Çocuklara, destekleyici rehberlik ve daha az kuralla dünyalarını keşfetme özgürlüğü verdiğinizde, onlara kendileri için düşünmeyi ve karar vermeyi öğretmiş olursunuz.
Sizi nasıl manipüle edeceklerini öğrendikleri için, katı bir geri tepmeye ihtiyaç duyduklarında çocuklarınıza teslim olmak. Kendinize güvenmediğiniz için size güvenmemeyi öğrenirler.
Çocuğunuzun güvenli ve sağlıklı olduğundan emin olurken gerçek benliğini bulmasına izin vererek gençlik yıllarında daha az öfke nöbetleri ve tam bir isyan yaşayacaksınız.
8. Çocuğunuzu Olduğu Gibi Kabul Edin.
Koşulsuz sevgi fikri kafa karıştırıcı bir kavram olabilir, ancak çocuğunuzla ne kadar özgün olabileceğinizin en derin kısmına ulaşır.
Çocuğunuzun sizi en çok deli etme şeklinin sahip olduğunuz özellik olduğunu hiç fark ettiniz mi? Kabul etmediğin ya da sevmediğin bir parçası gibi geliyor. Eğer inatçıysanız, çocuğunuzdaki bu inatçılık sizi harekete geçirecektir.

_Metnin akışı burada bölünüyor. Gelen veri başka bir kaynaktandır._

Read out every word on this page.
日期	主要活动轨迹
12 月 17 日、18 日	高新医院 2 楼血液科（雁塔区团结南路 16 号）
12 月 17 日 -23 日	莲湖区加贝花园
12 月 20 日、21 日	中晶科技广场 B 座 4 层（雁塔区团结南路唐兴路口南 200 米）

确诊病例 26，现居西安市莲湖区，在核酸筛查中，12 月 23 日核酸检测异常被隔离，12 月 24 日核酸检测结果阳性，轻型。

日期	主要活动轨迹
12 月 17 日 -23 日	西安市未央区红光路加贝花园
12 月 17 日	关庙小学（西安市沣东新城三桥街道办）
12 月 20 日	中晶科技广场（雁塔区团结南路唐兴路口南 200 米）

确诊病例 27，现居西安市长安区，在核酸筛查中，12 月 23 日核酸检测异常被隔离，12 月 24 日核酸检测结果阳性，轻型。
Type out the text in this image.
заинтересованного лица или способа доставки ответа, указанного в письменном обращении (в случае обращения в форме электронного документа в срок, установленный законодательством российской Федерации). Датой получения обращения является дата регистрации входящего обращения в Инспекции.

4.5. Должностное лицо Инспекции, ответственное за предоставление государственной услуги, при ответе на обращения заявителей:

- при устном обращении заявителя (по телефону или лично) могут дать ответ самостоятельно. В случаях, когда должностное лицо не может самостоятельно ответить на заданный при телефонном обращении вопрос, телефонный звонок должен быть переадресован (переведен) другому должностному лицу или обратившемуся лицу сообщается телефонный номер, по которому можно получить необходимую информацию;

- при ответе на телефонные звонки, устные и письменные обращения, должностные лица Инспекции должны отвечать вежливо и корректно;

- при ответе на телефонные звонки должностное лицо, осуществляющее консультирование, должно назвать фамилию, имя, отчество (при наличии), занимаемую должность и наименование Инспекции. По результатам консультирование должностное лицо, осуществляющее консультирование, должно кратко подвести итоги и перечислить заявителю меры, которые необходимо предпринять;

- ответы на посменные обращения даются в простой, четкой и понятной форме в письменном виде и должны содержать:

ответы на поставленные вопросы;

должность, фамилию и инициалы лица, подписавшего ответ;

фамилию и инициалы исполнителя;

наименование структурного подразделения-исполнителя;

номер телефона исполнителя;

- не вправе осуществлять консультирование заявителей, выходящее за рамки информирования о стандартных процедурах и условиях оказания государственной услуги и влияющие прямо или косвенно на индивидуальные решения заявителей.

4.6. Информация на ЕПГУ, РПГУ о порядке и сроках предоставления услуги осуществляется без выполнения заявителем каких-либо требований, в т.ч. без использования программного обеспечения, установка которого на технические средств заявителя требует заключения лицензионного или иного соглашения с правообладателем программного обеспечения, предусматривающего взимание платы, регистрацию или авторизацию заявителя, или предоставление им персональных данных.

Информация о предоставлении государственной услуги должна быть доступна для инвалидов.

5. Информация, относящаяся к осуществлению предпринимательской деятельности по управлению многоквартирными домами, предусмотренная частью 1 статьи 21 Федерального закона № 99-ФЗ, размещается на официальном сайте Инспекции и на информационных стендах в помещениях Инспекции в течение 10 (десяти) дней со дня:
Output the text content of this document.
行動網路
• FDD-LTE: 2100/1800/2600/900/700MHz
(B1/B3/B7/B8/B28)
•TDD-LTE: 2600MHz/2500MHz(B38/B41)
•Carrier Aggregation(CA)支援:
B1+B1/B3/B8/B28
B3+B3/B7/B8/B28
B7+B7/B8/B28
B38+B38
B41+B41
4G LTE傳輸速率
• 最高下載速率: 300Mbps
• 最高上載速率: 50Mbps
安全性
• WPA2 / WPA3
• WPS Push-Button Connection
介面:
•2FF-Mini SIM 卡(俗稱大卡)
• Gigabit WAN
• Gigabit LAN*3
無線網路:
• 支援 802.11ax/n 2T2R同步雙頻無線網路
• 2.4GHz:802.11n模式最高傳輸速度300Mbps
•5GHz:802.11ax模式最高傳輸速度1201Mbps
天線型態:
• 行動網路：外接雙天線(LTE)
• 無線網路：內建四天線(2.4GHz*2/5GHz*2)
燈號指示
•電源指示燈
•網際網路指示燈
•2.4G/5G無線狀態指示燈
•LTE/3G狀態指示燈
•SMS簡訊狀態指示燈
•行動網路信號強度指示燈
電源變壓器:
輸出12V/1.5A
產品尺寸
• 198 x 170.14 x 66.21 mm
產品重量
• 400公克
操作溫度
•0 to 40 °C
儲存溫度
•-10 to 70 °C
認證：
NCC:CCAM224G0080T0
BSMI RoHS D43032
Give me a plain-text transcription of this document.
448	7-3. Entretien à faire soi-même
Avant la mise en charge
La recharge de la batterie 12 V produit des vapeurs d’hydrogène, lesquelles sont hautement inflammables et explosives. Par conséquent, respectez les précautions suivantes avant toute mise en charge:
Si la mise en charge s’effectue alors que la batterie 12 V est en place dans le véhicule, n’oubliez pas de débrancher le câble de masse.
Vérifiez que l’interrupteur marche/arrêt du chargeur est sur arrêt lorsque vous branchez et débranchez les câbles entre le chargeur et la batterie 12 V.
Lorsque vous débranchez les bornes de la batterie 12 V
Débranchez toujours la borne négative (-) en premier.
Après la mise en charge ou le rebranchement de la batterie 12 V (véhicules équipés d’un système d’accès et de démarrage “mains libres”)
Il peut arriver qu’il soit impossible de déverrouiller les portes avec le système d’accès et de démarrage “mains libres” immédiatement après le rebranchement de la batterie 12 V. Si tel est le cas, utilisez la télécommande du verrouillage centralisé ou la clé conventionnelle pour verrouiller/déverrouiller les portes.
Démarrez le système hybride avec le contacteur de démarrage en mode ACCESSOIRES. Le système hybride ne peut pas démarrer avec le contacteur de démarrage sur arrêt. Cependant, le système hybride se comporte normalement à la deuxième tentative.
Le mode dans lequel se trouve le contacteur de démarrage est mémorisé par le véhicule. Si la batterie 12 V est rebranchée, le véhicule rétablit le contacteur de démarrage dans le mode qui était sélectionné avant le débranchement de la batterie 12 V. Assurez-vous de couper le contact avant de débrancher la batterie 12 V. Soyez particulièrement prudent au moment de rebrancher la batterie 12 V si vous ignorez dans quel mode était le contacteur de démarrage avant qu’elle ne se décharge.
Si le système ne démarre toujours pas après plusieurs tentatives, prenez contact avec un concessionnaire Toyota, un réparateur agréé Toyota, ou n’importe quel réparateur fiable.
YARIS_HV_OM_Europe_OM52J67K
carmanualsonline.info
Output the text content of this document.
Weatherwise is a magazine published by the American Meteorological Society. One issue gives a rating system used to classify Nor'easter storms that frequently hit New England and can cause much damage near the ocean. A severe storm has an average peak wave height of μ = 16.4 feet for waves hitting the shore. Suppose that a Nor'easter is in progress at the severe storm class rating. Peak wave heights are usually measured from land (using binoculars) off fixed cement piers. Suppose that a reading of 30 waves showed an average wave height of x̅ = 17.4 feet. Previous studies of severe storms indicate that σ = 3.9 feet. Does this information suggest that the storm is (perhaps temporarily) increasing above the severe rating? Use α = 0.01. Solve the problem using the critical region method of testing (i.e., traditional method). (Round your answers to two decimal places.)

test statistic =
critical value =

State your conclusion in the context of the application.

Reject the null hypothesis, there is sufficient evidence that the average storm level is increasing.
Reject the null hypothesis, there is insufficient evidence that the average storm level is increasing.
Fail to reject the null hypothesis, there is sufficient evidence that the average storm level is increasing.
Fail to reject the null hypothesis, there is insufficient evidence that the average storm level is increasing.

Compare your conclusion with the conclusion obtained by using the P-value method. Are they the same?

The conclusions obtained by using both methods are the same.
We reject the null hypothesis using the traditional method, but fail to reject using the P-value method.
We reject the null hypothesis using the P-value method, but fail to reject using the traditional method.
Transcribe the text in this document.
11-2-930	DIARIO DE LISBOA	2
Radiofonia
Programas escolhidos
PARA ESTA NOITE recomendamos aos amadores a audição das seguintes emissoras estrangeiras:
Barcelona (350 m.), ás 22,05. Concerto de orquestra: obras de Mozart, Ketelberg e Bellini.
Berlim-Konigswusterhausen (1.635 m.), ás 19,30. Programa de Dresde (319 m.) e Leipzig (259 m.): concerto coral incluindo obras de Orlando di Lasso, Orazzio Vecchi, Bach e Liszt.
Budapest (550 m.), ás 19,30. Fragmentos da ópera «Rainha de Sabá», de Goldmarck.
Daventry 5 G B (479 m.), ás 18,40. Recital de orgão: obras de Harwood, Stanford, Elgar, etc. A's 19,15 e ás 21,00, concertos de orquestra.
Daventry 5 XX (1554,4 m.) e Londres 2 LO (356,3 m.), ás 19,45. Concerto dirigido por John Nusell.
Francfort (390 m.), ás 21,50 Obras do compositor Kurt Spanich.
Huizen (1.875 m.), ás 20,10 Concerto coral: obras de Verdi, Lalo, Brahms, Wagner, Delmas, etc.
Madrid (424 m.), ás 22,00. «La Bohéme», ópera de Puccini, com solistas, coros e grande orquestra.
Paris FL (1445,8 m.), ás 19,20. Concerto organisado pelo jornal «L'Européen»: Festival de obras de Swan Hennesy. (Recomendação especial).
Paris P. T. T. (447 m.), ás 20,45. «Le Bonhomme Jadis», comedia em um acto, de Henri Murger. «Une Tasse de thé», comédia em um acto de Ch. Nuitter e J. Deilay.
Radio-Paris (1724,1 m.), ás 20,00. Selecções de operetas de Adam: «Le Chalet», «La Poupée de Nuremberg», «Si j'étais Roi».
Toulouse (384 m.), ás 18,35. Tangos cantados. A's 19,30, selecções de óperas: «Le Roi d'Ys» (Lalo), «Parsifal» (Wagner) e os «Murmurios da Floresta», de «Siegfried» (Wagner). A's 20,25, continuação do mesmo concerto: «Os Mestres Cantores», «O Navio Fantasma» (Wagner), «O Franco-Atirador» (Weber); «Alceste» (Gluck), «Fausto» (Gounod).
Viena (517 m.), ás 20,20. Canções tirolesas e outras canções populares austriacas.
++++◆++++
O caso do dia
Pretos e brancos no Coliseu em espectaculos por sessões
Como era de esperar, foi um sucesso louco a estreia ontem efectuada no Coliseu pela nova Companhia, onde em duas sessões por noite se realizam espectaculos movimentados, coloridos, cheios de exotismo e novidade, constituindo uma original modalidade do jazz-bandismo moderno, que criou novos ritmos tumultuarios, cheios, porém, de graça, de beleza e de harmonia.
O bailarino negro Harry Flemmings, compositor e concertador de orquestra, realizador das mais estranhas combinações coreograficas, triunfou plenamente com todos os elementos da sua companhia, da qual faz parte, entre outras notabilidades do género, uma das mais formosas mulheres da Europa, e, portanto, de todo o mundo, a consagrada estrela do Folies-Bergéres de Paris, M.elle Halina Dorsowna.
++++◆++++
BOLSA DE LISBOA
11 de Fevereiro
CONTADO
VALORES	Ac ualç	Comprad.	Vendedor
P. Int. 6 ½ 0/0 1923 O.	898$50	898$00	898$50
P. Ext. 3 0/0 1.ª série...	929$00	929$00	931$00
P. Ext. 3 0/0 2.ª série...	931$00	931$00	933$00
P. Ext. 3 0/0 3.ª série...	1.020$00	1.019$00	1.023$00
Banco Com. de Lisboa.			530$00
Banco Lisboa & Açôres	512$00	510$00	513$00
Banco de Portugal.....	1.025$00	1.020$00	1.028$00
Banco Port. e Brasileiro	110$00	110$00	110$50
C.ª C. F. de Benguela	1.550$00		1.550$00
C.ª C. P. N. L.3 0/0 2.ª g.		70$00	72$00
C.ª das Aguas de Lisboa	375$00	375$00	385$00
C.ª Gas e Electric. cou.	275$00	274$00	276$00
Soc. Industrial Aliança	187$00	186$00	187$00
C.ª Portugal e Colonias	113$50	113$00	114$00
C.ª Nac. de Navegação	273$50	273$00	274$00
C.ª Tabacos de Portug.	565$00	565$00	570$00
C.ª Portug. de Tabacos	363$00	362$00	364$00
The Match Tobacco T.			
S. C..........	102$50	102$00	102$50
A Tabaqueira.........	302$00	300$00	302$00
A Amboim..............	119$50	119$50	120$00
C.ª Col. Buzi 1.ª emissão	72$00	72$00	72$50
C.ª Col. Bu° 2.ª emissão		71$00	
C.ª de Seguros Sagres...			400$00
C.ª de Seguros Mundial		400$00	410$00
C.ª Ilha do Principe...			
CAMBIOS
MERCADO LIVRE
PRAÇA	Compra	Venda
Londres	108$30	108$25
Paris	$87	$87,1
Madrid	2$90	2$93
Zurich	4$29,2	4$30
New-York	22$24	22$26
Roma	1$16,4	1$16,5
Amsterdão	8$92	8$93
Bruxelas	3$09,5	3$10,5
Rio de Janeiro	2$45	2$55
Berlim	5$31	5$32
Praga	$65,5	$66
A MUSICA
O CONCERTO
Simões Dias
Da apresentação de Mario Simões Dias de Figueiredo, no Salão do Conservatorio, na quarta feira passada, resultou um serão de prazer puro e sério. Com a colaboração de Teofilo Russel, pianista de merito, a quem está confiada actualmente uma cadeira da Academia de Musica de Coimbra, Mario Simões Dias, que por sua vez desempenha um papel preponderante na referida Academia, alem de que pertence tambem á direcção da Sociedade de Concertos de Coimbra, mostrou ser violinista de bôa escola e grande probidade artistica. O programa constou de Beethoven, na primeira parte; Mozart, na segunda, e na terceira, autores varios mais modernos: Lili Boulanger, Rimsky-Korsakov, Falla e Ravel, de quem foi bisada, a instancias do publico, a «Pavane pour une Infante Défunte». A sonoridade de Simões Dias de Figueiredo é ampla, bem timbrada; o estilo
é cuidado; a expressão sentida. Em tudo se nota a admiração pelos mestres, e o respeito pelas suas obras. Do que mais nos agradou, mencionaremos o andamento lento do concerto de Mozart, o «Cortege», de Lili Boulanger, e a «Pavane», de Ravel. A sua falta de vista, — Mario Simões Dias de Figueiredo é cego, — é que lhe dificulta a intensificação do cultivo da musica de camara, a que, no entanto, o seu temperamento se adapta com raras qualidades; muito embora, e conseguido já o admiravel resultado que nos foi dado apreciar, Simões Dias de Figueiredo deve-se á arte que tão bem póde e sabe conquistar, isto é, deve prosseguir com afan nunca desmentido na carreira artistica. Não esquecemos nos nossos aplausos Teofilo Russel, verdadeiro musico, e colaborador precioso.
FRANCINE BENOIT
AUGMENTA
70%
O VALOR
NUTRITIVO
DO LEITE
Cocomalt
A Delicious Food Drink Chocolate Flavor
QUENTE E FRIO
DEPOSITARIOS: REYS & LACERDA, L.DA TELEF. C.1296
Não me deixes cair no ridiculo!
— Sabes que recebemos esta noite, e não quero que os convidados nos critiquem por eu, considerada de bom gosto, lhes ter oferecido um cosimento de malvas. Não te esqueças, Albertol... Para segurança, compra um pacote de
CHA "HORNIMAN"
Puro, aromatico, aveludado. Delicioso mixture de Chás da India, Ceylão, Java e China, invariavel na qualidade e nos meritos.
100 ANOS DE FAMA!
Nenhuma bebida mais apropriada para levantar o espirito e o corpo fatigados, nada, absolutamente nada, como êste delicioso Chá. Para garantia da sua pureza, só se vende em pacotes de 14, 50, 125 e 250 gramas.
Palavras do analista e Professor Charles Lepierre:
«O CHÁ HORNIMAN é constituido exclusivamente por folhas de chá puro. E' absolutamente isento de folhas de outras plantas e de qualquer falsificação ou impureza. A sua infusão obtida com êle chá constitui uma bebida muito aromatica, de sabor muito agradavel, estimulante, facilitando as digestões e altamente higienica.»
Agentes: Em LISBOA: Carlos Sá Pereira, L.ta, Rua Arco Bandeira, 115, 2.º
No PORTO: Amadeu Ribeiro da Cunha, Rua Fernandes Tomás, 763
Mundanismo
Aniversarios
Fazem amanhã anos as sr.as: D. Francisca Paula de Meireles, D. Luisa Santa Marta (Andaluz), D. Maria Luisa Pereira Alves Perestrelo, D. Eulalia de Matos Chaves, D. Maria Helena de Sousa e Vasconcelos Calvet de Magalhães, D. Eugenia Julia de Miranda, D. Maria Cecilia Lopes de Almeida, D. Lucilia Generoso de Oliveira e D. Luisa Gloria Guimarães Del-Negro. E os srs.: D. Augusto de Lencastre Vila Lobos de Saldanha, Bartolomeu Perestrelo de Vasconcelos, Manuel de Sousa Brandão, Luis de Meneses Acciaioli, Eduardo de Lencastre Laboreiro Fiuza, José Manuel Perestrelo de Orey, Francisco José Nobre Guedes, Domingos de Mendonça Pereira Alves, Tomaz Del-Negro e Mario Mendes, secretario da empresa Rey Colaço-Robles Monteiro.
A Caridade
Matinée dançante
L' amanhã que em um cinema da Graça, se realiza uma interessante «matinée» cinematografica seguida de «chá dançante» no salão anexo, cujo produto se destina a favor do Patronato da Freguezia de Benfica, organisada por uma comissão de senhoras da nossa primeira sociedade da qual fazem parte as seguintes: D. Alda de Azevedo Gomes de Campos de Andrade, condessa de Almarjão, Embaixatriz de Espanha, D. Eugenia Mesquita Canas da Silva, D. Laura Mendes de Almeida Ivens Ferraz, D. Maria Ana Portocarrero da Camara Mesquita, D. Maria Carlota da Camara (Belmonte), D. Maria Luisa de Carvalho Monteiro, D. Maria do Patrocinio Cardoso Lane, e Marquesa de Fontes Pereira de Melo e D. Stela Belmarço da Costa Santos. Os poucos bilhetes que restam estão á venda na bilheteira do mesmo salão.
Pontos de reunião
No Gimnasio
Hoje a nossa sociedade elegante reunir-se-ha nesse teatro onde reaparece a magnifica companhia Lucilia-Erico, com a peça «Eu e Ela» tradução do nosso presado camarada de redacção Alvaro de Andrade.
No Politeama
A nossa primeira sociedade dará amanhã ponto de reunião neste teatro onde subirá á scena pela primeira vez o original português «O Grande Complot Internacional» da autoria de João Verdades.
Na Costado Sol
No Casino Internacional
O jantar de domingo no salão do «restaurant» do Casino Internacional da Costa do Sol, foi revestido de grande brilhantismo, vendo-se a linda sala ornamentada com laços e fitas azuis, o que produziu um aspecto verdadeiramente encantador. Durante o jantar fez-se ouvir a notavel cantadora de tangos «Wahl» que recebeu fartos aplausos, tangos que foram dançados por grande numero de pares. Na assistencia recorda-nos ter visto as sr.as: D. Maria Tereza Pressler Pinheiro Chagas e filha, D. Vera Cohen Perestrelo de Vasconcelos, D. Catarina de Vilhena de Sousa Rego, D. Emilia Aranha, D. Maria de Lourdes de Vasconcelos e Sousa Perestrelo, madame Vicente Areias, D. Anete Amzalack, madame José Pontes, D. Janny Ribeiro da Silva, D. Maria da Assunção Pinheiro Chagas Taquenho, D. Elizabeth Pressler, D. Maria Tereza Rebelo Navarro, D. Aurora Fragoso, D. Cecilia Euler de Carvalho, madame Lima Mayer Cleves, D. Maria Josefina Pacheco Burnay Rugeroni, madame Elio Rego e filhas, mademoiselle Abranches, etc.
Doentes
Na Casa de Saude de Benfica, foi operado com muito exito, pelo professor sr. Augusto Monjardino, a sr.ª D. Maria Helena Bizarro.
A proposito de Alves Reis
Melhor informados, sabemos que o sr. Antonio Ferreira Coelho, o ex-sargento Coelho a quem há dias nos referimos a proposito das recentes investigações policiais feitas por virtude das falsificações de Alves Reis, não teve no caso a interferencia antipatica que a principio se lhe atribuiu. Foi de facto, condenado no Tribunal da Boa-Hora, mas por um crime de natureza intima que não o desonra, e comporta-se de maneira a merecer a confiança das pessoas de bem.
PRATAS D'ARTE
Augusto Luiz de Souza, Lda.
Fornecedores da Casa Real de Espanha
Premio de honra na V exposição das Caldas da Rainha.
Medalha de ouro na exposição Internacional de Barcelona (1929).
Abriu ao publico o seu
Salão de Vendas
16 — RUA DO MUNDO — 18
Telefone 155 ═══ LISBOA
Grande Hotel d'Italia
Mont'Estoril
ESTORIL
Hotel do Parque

Aynaya bakıp, "Kendimi aynen benim gibi seviyorum ve kabul ediyorum" diyene ve kendinizin bu kısımlarını bütünleştirene kadar, bunu çocuğunuzda kabul etmek zordur.
Mücadele şekliniz tam olarak çocuğunuzun yaptığı gibi. Şefkatle sahiplenene kadar, altındaki otantik kısma bağlanmakta zorlanacaksınız.
Bu konuk makalesi ilk olarak YourTango.com'da yayınlandı: Evde Çocuklarınızla Yavaşlamanın ve Bağlanmanın 8 Yolu.